When Perry and his wife Whitney chose to move their family north to Ely, it was not on a whim. They came seeking a slower pace, a deeper sense of place, and a community where their children could grow up surrounded by nature and creativity. “Finding a community that we felt was right for our family, and our kids’ future, was the driving force behind our move,” he says.


Joining the Northern Lakes Arts Association felt like a natural extension of that choice. As NLAA’s new Outreach and Development Coordinator, Perry steps into his role during a milestone year: NLAA’s 40th anniversary. “Anniversaries are more than just a celebration of past achievements,” he explains. “They are also a chance to reflect on previous challenges as well as measure the trajectory of an organization.”


For Perry, outreach and development are not just about promotion or fundraising. “True outreach starts with first understanding what the community values, how people want to engage with the arts, and meeting folks where they are. Development then becomes about taking the necessary steps to grow the programs that have value in the local environment.”
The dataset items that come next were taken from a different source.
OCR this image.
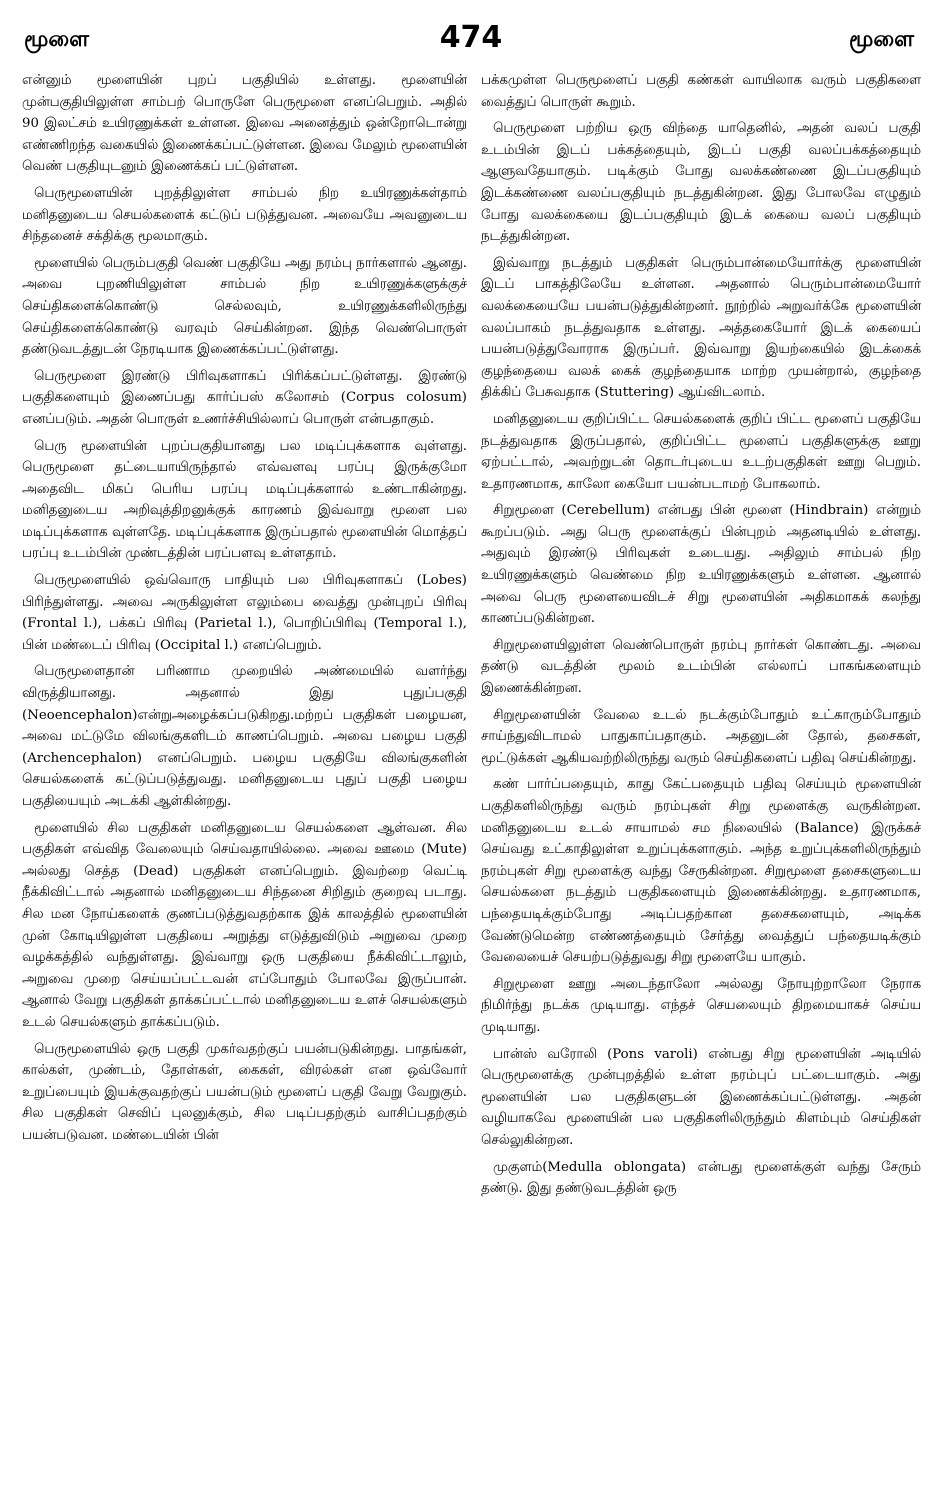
மூளை	474	மூளை

என்னும் மூளையின் புறப் பகுதியில் உள்ளது. மூளையின் முன்பகுதியிலுள்ள சாம்பற் பொருளே பெருமூளை எனப்பெறும். அதில் 90 இலட்சம் உயிரணுக்கள் உள்ளன. இவை அனைத்தும் ஒன்றோடொன்று எண்ணிறந்த வகையில் இணைக்கப்பட்டுள்ளன. இவை மேலும் மூளையின் வெண் பகுதியுடனும் இணைக்கப் பட்டுள்ளன.

பெருமூளையின் புறத்திலுள்ள சாம்பல் நிற உயிரணுக்கள்தாம் மனிதனுடைய செயல்களைக் கட்டுப் படுத்துவன. அவையே அவனுடைய சிந்தனைச் சக்திக்கு மூலமாகும்.

மூளையில் பெரும்பகுதி வெண் பகுதியே அது நரம்பு நார்களால் ஆனது. அவை புறணியிலுள்ள சாம்பல் நிற உயிரணுக்களுக்குச் செய்திகளைக்கொண்டு செல்லவும், உயிரணுக்களிலிருந்து செய்திகளைக்கொண்டு வரவும் செய்கின்றன. இந்த வெண்பொருள் தண்டுவடத்துடன் நேரடியாக இணைக்கப்பட்டுள்ளது.

பெருமூளை இரண்டு பிரிவுகளாகப் பிரிக்கப்பட்டுள்ளது. இரண்டு பகுதிகளையும் இணைப்பது கார்ப்பஸ் கலோசம் (Corpus colosum) எனப்படும். அதன் பொருள் உணர்ச்சியில்லாப் பொருள் என்பதாகும்.

பெரு மூளையின் புறப்பகுதியானது பல மடிப்புக்களாக வுள்ளது. பெருமூளை தட்டையாயிருந்தால் எவ்வளவு பரப்பு இருக்குமோ அதைவிட மிகப் பெரிய பரப்பு மடிப்புக்களால் உண்டாகின்றது. மனிதனுடைய அறிவுத்திறனுக்குக் காரணம் இவ்வாறு மூளை பல மடிப்புக்களாக வுள்ளதே. மடிப்புக்களாக இருப்பதால் மூளையின் மொத்தப் பரப்பு உடம்பின் முண்டத்தின் பரப்பளவு உள்ளதாம்.

பெருமூளையில் ஒவ்வொரு பாதியும் பல பிரிவுகளாகப் (Lobes) பிரிந்துள்ளது. அவை அருகிலுள்ள எலும்பை வைத்து முன்புறப் பிரிவு (Frontal l.), பக்கப் பிரிவு (Parietal l.), பொறிப்பிரிவு (Temporal l.), பின் மண்டைப் பிரிவு (Occipital l.) எனப்பெறும்.

பெருமூளைதான் பரிணாம முறையில் அண்மையில் வளர்ந்து விருத்தியானது. அதனால் இது புதுப்பகுதி (Neoencephalon)என்றுஅழைக்கப்படுகிறது.மற்றப் பகுதிகள் பழையன, அவை மட்டுமே விலங்குகளிடம் காணப்பெறும். அவை பழைய பகுதி (Archencephalon) எனப்பெறும். பழைய பகுதியே விலங்குகளின் செயல்களைக் கட்டுப்படுத்துவது. மனிதனுடைய புதுப் பகுதி பழைய பகுதியையும் அடக்கி ஆள்கின்றது.

மூளையில் சில பகுதிகள் மனிதனுடைய செயல்களை ஆள்வன. சில பகுதிகள் எவ்வித வேலையும் செய்வதாயில்லை. அவை ஊமை (Mute) அல்லது செத்த (Dead) பகுதிகள் எனப்பெறும். இவற்றை வெட்டி நீக்கிவிட்டால் அதனால் மனிதனுடைய சிந்தனை சிறிதும் குறைவு படாது. சில மன நோய்களைக் குணப்படுத்துவதற்காக இக் காலத்தில் மூளையின் முன் கோடியிலுள்ள பகுதியை அறுத்து எடுத்துவிடும் அறுவை முறை வழக்கத்தில் வந்துள்ளது. இவ்வாறு ஒரு பகுதியை நீக்கிவிட்டாலும், அறுவை முறை செய்யப்பட்டவன் எப்போதும் போலவே இருப்பான். ஆனால் வேறு பகுதிகள் தாக்கப்பட்டால் மனிதனுடைய உளச் செயல்களும் உடல் செயல்களும் தாக்கப்படும்.

பெருமூளையில் ஒரு பகுதி முகர்வதற்குப் பயன்படுகின்றது. பாதங்கள், கால்கள், முண்டம், தோள்கள், கைகள், விரல்கள் என ஒவ்வோர் உறுப்பையும் இயக்குவதற்குப் பயன்படும் மூளைப் பகுதி வேறு வேறுகும். சில பகுதிகள் செவிப் புலனுக்கும், சில படிப்பதற்கும் வாசிப்பதற்கும் பயன்படுவன. மண்டையின் பின்

பக்கமுள்ள பெருமூளைப் பகுதி கண்கள் வாயிலாக வரும் பகுதிகளை வைத்துப் பொருள் கூறும்.

பெருமூளை பற்றிய ஒரு விந்தை யாதெனில், அதன் வலப் பகுதி உடம்பின் இடப் பக்கத்தையும், இடப் பகுதி வலப்பக்கத்தையும் ஆளுவதேயாகும். படிக்கும் போது வலக்கண்ணை இடப்பகுதியும் இடக்கண்ணை வலப்பகுதியும் நடத்துகின்றன. இது போலவே எழுதும் போது வலக்கையை இடப்பகுதியும் இடக் கையை வலப் பகுதியும் நடத்துகின்றன.

இவ்வாறு நடத்தும் பகுதிகள் பெரும்பான்மையோர்க்கு மூளையின் இடப் பாகத்திலேயே உள்ளன. அதனால் பெரும்பான்மையோர் வலக்கையையே பயன்படுத்துகின்றனர். நூற்றில் அறுவர்க்கே மூளையின் வலப்பாகம் நடத்துவதாக உள்ளது. அத்தகையோர் இடக் கையைப் பயன்படுத்துவோராக இருப்பர். இவ்வாறு இயற்கையில் இடக்கைக் குழந்தையை வலக் கைக் குழந்தையாக மாற்ற முயன்றால், குழந்தை திக்கிப் பேசுவதாக (Stuttering) ஆய்விடலாம்.

மனிதனுடைய குறிப்பிட்ட செயல்களைக் குறிப் பிட்ட மூளைப் பகுதியே நடத்துவதாக இருப்பதால், குறிப்பிட்ட மூளைப் பகுதிகளுக்கு ஊறு ஏற்பட்டால், அவற்றுடன் தொடர்புடைய உடற்பகுதிகள் ஊறு பெறும். உதாரணமாக, காலோ கையோ பயன்படாமற் போகலாம்.

சிறுமூளை (Cerebellum) என்பது பின் மூளை (Hindbrain) என்றும் கூறப்படும். அது பெரு மூளைக்குப் பின்புறம் அதனடியில் உள்ளது. அதுவும் இரண்டு பிரிவுகள் உடையது. அதிலும் சாம்பல் நிற உயிரணுக்களும் வெண்மை நிற உயிரணுக்களும் உள்ளன. ஆனால் அவை பெரு மூளையைவிடச் சிறு மூளையின் அதிகமாகக் கலந்து காணப்படுகின்றன.

சிறுமூளையிலுள்ள வெண்பொருள் நரம்பு நார்கள் கொண்டது. அவை தண்டு வடத்தின் மூலம் உடம்பின் எல்லாப் பாகங்களையும் இணைக்கின்றன.

சிறுமூளையின் வேலை உடல் நடக்கும்போதும் உட்காரும்போதும் சாய்ந்துவிடாமல் பாதுகாப்பதாகும். அதனுடன் தோல், தசைகள், மூட்டுக்கள் ஆகியவற்றிலிருந்து வரும் செய்திகளைப் பதிவு செய்கின்றது.

கண் பார்ப்பதையும், காது கேட்பதையும் பதிவு செய்யும் மூளையின் பகுதிகளிலிருந்து வரும் நரம்புகள் சிறு மூளைக்கு வருகின்றன. மனிதனுடைய உடல் சாயாமல் சம நிலையில் (Balance) இருக்கச் செய்வது உட்காதிலுள்ள உறுப்புக்களாகும். அந்த உறுப்புக்களிலிருந்தும் நரம்புகள் சிறு மூளைக்கு வந்து சேருகின்றன. சிறுமூளை தசைகளுடைய செயல்களை நடத்தும் பகுதிகளையும் இணைக்கின்றது. உதாரணமாக, பந்தையடிக்கும்போது அடிப்பதற்கான தசைகளையும், அடிக்க வேண்டுமென்ற எண்ணத்தையும் சேர்த்து வைத்துப் பந்தையடிக்கும் வேலையைச் செயற்படுத்துவது சிறு மூளையே யாகும்.

சிறுமூளை ஊறு அடைந்தாலோ அல்லது நோயுற்றாலோ நேராக நிமிர்ந்து நடக்க முடியாது. எந்தச் செயலையும் திறமையாகச் செய்ய முடியாது.

பான்ஸ் வரோலி (Pons varoli) என்பது சிறு மூளையின் அடியில் பெருமூளைக்கு முன்புறத்தில் உள்ள நரம்புப் பட்டையாகும். அது மூளையின் பல பகுதிகளுடன் இணைக்கப்பட்டுள்ளது. அதன் வழியாகவே மூளையின் பல பகுதிகளிலிருந்தும் கிளம்பும் செய்திகள் செல்லுகின்றன.

முகுளம்(Medulla oblongata) என்பது மூளைக்குள் வந்து சேரும் தண்டு. இது தண்டுவடத்தின் ஒரு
That approach mirrors NLAA’s broader vision for the future: cultivating an arts ecosystem in Ely that is both resilient and relational. Programs are sustained not by ticket sales alone, but by trust, curiosity, and a belief that rural communities deserve bold, accessible, artistically brave experiences.

Perry brings to Ely a résumé full of both challenges and triumphs. He points to stage managing The Play That Goes Wrong as a defining lesson. The comedy requires every disaster imaginable to unfold on stage, yet each mishap must be executed with precision. “Having to constantly invent new ways to make it all come crashing (literally) down taught me a lot about avoiding those hazards in future productions.” The experience reinforced a truth that also applies to rural arts: setbacks are not failures, they are material for resilience.


Colleagues describe Perry as both deeply kind and deeply organized, though he admits one comes easier. “Being kind is easier by a mile. I am constantly having to remain adaptable and focused to maintain any semblance of organization… but treating other people with respect and kindness doesn’t really take much effort at all. The more you treat people with kindness and acknowledge their value, the more invested people become in keeping things running smoothly.”


Looking ahead, Perry frames success in terms of connection. Six months from now, he hopes to see stronger ties between NLAA and its patrons. A year from now, he wants the arts more tightly woven into daily life in Ely. That, he says, is the power of small-town arts: “not as a compromise, but as a radical, beautiful choice.”


It’s a choice that echoes across NLAA’s 40th anniversary season. Each program, performance, and partnership becomes a thread in the larger tapestry of Ely’s rural arts ecosystem—a system strong enough to carry artists, audiences, and neighbors together.

And for Samson Perry, it’s a reason not just to stay curious, but to keep building.